Maria Gritsevich is a Senior Scientist at the Department of Physics, University of Helsinki (UH), currently working for the ERC Advanced project SAEMPL "Scattering and absorption of electromagnetic waves in particulate media" (PI Prof. Karri Muinonen). Prior to coming to UH, she was appointed as a Senior Scientist at the Lomonosov Moscow State University, at the Ural Federal University and at the Russian Academy of Sciences. She has also worked as a research fellow at the European Space Agency (ESA/ESTEC, with an international ESA fellowship granted to only one researcher a year), and as a Specialist Research Scientist at the Finnish Geospatial Research Institute. She obtained her M.Sc. degree (with high honors) at the Faculty of Mechanics and Mathematics of the Lomonosov Moscow State University (2007), where in the following two years she also completed her Ph.D. in Physics and Mathematics.
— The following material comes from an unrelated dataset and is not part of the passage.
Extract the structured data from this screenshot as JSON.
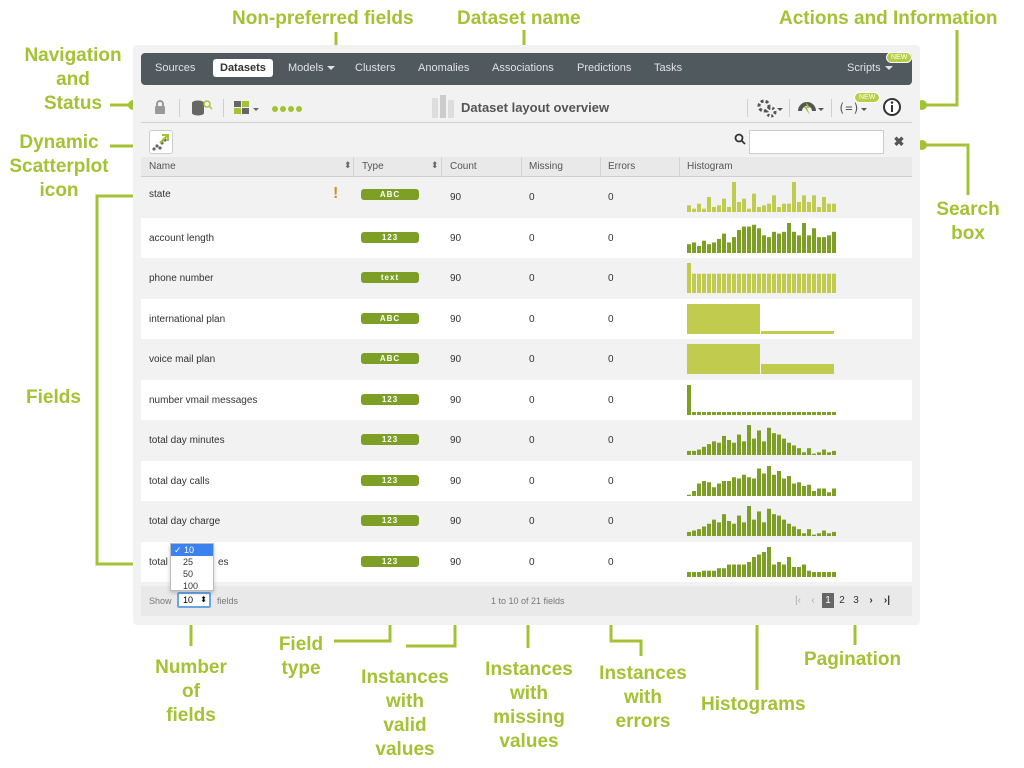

She gained crucial research experience by joining international collaborative projects, such as FP7 RASTAS SPEAR "RAdiation-Shapes Thermal protection investigAtionS for high-SPeed EArth Re-entry", and EuroPlaNet. She received the International Academic Publishing Company “Nauka/Interperiodica” and the Pleiades Publishing Inc. best journal publication in Physics and Mathematics award in 2009. She was awarded the Gold Medal for young scientists from the Russian Academy of Sciences in 2010.
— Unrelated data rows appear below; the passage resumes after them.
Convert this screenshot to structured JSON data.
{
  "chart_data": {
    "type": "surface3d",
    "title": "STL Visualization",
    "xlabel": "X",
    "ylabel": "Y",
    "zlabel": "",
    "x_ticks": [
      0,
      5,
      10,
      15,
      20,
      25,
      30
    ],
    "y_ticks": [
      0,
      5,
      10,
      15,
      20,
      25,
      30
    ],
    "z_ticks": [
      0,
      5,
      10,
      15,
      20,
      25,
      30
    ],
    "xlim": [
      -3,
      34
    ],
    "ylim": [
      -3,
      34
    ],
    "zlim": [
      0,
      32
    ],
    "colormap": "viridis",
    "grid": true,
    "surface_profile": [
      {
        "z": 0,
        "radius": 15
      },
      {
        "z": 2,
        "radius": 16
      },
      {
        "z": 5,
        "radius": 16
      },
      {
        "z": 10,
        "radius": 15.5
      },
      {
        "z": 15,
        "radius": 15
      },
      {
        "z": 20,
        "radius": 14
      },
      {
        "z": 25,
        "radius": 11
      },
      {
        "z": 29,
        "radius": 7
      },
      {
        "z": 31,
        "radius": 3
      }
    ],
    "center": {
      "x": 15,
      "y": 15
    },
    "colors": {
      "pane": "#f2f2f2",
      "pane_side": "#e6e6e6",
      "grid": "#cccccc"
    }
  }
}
Formerly a Professor of Mineralogy and Geochemistry at the Universität zu Köln, Institute of Mineralogy and Geochemistry, Dr. Palme has been a 1986 Fellow of the Meteoritical Society and a 2002 Fellow of the Geochemical Society. He was awarded the 2003 Leonard Medal of the Meteoritical Society, the 2006 Urey Medal of the Geochemical Society and the European Association of Geochemistry, and the 2011 Abraham-Gottlob-Werner Medaille der Deutschen Mineralogischen Gesellschaft. Now he works as a research volunteer at the Research Institute and Museum of Nature Senckenberg.